La conduzione agronomica, improntata a principi naturali, impiega solo rame, zolfo e letame. Il Bianco Daipastini 2018 (Pastini è il nome della contrada), uvaggio di guarnaccia al 70% e malvasia bianca al 30% con 20 ore di macerazione sulle bucce, ha colore paglierino intenso, un naso dai profumi sottili, nemmeno troppo pronunciati per la tipologia, un palato denso e ricco, più esplicitamente macerativo senza però esagerazioni, senso “birroso” e muschiato, di buon sapore nonostante la consistente glicerina e i 15 gradi alcolici.

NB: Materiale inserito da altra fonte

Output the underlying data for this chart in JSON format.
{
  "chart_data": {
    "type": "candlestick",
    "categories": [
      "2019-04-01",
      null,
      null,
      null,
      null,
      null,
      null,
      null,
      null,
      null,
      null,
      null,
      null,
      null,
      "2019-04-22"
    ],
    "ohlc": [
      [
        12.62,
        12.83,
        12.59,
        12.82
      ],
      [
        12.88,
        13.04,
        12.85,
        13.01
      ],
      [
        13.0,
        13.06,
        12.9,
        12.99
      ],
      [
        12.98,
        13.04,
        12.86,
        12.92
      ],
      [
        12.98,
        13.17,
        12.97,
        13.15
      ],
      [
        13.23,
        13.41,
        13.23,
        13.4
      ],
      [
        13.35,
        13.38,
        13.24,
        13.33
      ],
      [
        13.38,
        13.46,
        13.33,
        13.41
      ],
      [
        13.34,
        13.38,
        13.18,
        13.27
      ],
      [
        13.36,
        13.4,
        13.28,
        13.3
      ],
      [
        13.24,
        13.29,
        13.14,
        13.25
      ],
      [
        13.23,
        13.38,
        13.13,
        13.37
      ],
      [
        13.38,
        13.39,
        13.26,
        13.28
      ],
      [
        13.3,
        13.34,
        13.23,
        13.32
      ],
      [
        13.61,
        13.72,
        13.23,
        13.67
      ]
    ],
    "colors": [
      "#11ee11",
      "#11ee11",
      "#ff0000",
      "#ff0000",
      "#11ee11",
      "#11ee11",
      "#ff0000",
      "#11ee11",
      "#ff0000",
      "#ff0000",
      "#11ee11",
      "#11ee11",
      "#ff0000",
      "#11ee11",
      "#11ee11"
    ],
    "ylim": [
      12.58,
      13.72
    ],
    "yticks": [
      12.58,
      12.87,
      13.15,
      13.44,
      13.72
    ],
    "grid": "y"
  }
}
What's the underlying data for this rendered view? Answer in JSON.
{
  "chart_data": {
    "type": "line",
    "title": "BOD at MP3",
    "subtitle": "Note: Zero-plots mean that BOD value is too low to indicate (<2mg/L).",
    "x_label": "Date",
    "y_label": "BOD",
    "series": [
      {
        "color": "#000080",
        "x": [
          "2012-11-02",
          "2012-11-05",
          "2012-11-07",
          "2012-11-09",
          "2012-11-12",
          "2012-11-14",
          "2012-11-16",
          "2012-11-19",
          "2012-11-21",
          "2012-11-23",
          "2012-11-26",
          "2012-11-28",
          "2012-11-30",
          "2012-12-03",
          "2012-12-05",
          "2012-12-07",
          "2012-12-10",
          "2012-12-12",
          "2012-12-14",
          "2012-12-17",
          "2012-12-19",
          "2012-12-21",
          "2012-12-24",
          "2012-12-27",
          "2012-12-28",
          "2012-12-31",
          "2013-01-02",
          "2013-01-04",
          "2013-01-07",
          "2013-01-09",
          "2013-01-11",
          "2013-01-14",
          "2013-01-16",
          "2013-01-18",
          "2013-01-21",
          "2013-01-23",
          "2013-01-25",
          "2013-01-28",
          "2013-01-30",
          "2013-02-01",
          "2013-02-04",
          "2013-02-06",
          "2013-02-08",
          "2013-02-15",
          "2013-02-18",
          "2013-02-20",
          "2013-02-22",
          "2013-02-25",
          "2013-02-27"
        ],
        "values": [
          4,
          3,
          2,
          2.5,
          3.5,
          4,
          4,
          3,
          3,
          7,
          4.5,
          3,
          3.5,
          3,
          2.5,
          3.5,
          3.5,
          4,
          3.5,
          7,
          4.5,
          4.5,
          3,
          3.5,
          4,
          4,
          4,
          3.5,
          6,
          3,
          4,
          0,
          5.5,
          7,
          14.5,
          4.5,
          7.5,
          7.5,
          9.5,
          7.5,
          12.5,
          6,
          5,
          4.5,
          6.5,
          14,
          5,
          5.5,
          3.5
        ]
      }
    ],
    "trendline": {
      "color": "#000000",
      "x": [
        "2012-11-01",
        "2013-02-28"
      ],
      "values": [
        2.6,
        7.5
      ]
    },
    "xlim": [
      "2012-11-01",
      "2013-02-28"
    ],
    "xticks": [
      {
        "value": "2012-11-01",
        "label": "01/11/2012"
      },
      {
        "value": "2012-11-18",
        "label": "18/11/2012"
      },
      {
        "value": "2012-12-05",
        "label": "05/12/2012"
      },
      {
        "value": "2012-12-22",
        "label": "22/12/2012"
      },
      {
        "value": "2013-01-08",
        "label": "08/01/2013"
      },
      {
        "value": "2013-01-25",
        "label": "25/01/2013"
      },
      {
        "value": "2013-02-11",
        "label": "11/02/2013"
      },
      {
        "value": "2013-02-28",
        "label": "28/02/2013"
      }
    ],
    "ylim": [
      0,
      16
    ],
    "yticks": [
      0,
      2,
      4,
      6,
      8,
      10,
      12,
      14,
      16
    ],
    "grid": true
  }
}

Il Rosato Daipastini 2018, magliocco in purezza con 8 ore di macerazione proveniente dalle vigne più giovani come già il Bianco, ha profumi piacevoli e bocca di spessore. Il Terre di Cosenza Pollino 2015 (qui annata piovosa, mi dice Giuseppe), ancora magliocco in purezza ma con le uve provenienti dalla vecchia vigna ad alberello della nonna, viene raccolto nella prima decade di ottobre e fa solo acciaio. Rubino fitto dal bordo granato, naso da fermentazione spontanea e dal carattere ruvido, bocca succosa, terrosa, liquiriziosa, naturale nello sviluppo, dal tannino vivo, maschio, con buona freschezza finale.

Il Terre di Cosenza Pollino 2013 ha tinta rubino fitto dalle intense sfumature granato. Sempre il lato terroso del magliocco in primo piano, il suo carattere pronunciato, rustico ma verace. Palato succoso, naturale, invitante, dal respiro terroso-balsamico, dal tannino imperioso, tutto fuorché docile o levigato, senza mezze misure, ferroso, massiccio, lungo, pronunciato.

Il vino più importante, o il più rappresentativo, della casa, manco a dirlo, è il Moscato di Saracena Peppina, che Giuseppe ha dedicato alla memoria della nonna. Il 2016 sfoggia un colore ambrato-arancio brillante, profumi di cera d’api, di arancio candito, poco esuberante come tutti i vini di Giuseppe. Analogamente il palato è denso, ricco, con miele e caramello al sale, datteri e albicocca disidratata, concentrazione e potenza, e un finale a base di zabaione e propoli. Il Moscato di Saracena Peppina 2015 ha colore arancio intenso e brillante. D’arancio è anche il naso, quello candito, e poi le ginestre in fiore, le note balsamiche, la caramella al miele. Il palato è denso, grasso, profondo, con senso di pasticceria (marzapane), dolce ma senza stucchevolezze, persistenza lenta e balsamica, di grande ricchezza: zabaione, arancio candito, propoli.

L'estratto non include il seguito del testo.